INTRODUCTION: Exercise interventions improve quality of life and survival for individuals living with and beyond cancer (ILWBC), yet equitable access remains limited. Evidence on characteristics of who enrolls in exercise oncology programs is scarce, leaving gaps for equity-focused recruitment and scale-up, particularly in rural and underserved settings. The EXercise for Cancer to Enhance Living Well (EXCEL) study offers a unique opportunity to examine these issues across a Canada-wide cohort. METHODS: EXCEL is an 8-12-week tailored exercise intervention delivered primarily to ILWBC in rural/remote communities, with additional enrollment of urban participants lacking exercise oncology resources. Adults with any cancer type or stage were eligible if pre-treatment, receiving treatment, or within 3 years post-treatment. This analysis describes baseline demographic, lifestyle, medical, and fitness factors by rural versus urban residence using descriptive statistics.
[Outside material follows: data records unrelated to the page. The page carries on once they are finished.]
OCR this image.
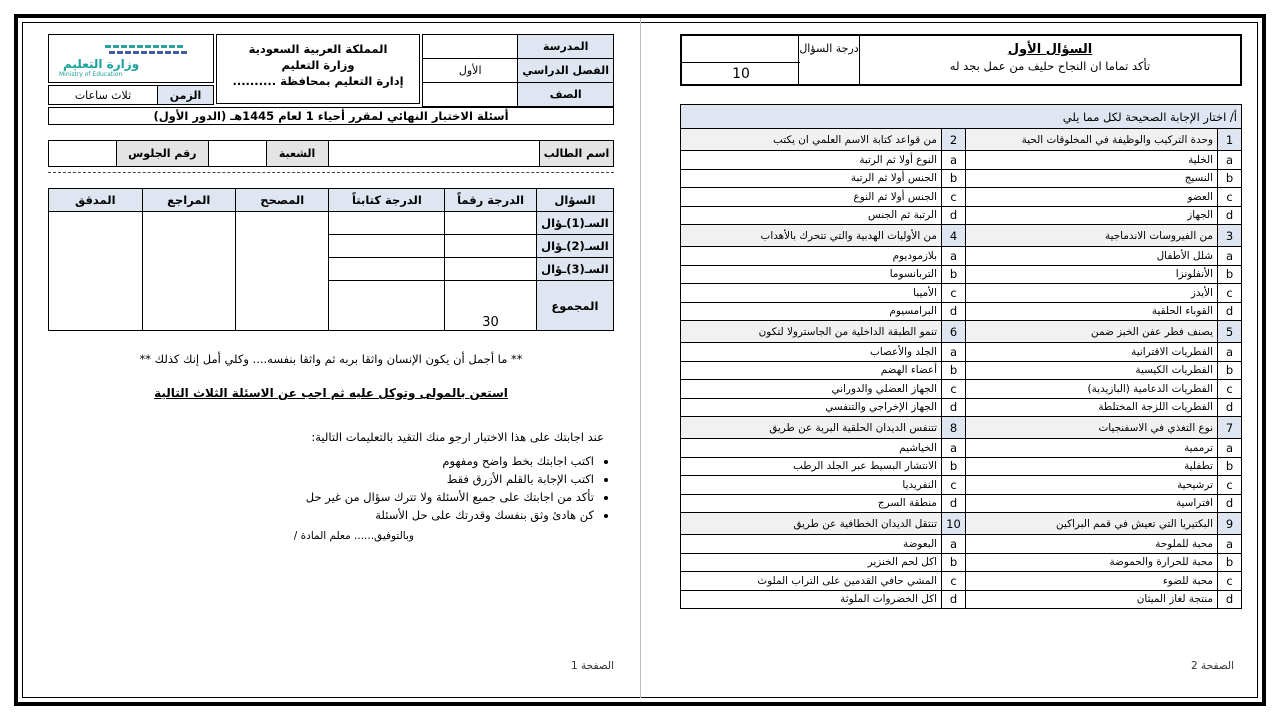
المدرسة	
الفصل الدراسي	الأول
الصف	
المملكة العربية السعودية
وزارة التعليم
إدارة التعليم بمحافظة ..........
وزارة التعليم
Ministry of Education
الزمن	ثلاث ساعات
أسئلة الاختبار النهائي لمقرر أحياء 1 لعام 1445هـ (الدور الأول)
اسم الطالب		الشعبة		رقم الجلوس	
السؤال	الدرجة رقماً	الدرجة كتابتاً	المصحح	المراجع	المدقق
السـ(1)ـؤال					
السـ(2)ـؤال					
السـ(3)ـؤال					
المجموع	30				
** ما أجمل أن يكون الإنسان واثقا بربه ثم واثقا بنفسه.... وكلي أمل إنك كذلك **
استعن بالمولى وتوكل عليه ثم اجب عن الاسئلة الثلاث التالية
عند اجابتك على هذا الاختبار ارجو منك التقيد بالتعليمات التالية:
• اكتب اجابتك بخط واضح ومفهوم
• اكتب الإجابة بالقلم الأزرق فقط
• تأكد من اجابتك على جميع الأسئلة ولا تترك سؤال من غير حل
• كن هادئ وثق بنفسك وقدرتك على حل الأسئلة
وبالتوفيق...... معلم المادة /
الصفحة 1
السؤال الأول
تأكد تماما ان النجاح حليف من عمل بجد له
درجة السؤال
10
أ/ اختار الإجابة الصحيحة لكل مما يلي			
1	وحدة التركيب والوظيفة في المخلوقات الحية	2	من قواعد كتابة الاسم العلمي ان يكتب
a	الخلية	a	النوع أولا ثم الرتبة
b	النسيج	b	الجنس أولا ثم الرتبة
c	العضو	c	الجنس أولا ثم النوع
d	الجهاز	d	الرتبة ثم الجنس
3	من الفيروسات الاندماجية	4	من الأوليات الهدبية والتي تتحرك بالأهداب
a	شلل الأطفال	a	بلازموديوم
b	الأنفلونزا	b	التربانسوما
c	الأيدز	c	الأميبا
d	القوباء الحلقية	d	البرامسيوم
5	يصنف فطر عفن الخبز ضمن	6	تنمو الطبقة الداخلية من الجاسترولا لتكون
a	الفطريات الاقترانية	a	الجلد والأعصاب
b	الفطريات الكيسية	b	أعضاء الهضم
c	الفطريات الدعامية (البازيدية)	c	الجهاز العضلي والدوراني
d	الفطريات اللزجة المختلطة	d	الجهاز الإخراجي والتنفسي
7	نوع التغذي في الاسفنجيات	8	تتنفس الديدان الحلقية البرية عن طريق
a	ترممية	a	الخياشيم
b	تطفلية	b	الانتشار البسيط عبر الجلد الرطب
c	ترشيحية	c	النفريديا
d	افتراسية	d	منطقة السرج
9	البكتيريا التي تعيش في قمم البراكين	10	تنتقل الديدان الخطافية عن طريق
a	محبة للملوحة	a	البعوضة
b	محبة للحرارة والحموضة	b	اكل لحم الخنزير
c	محبة للضوء	c	المشي حافي القدمين على التراب الملوث
d	منتجة لغاز الميثان	d	اكل الخضروات الملوثة
الصفحة 2
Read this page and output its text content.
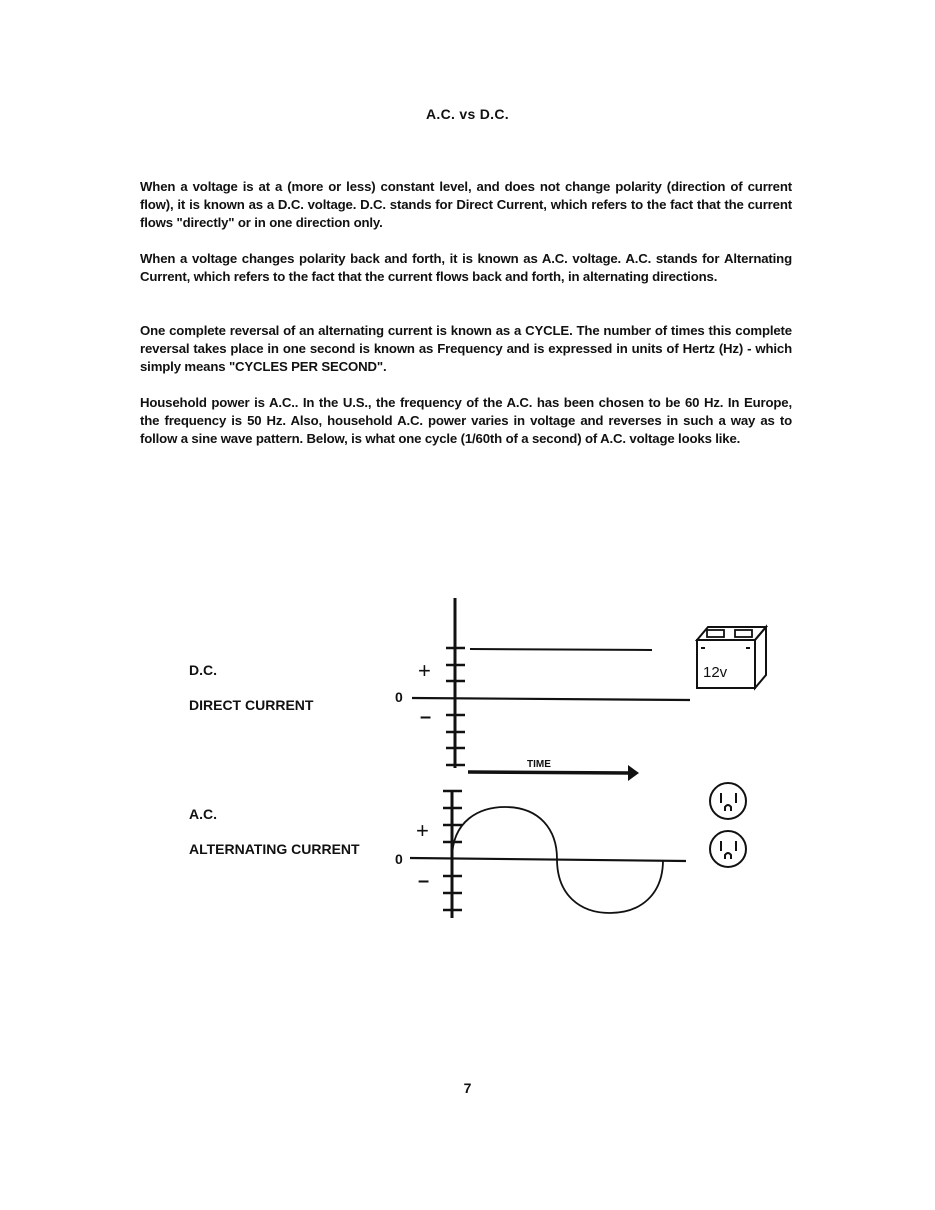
A.C. vs D.C.
When a voltage is at a (more or less) constant level, and does not change polarity (direction of current flow), it is known as a D.C. voltage. D.C. stands for Direct Current, which refers to the fact that the current flows "directly" or in one direction only.
When a voltage changes polarity back and forth, it is known as A.C. voltage. A.C. stands for Alternating Current, which refers to the fact that the current flows back and forth, in alternating directions.
One complete reversal of an alternating current is known as a CYCLE. The number of times this complete reversal takes place in one second is known as Frequency and is expressed in units of Hertz (Hz) - which simply means "CYCLES PER SECOND".
Household power is A.C.. In the U.S., the frequency of the A.C. has been chosen to be 60 Hz. In Europe, the frequency is 50 Hz. Also, household A.C. power varies in voltage and reverses in such a way as to follow a sine wave pattern. Below, is what one cycle (1/60th of a second) of A.C. voltage looks like.
D.C.
DIRECT CURRENT
A.C.
ALTERNATING CURRENT
+
0
–
+
0
–
TIME
12v
7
RESULTS: Of 1495 participants enrolled in the EXCEL program (rural n = 1085; urban n = 400), baseline characteristics differed modestly by geography. Age did not differ significantly between rural and urban participants. Rural participants were more often male, had lower educational attainment, and demonstrated higher BMI than urban participants. Urban participants exhibited greater ethnic diversity and higher levels of education. Physical activity levels were similar with 78% classified as physically active at baseline. CONCLUSION: This Canada-wide baseline analysis reveals rural-urban variations in age, treatment status, disease burden, education, and lifestyle, yet comparable physical activity and functional capacity levels. These findings provide descriptive evidence to inform recruitment strategies and considerations for exercise oncology program delivery across geographic settings.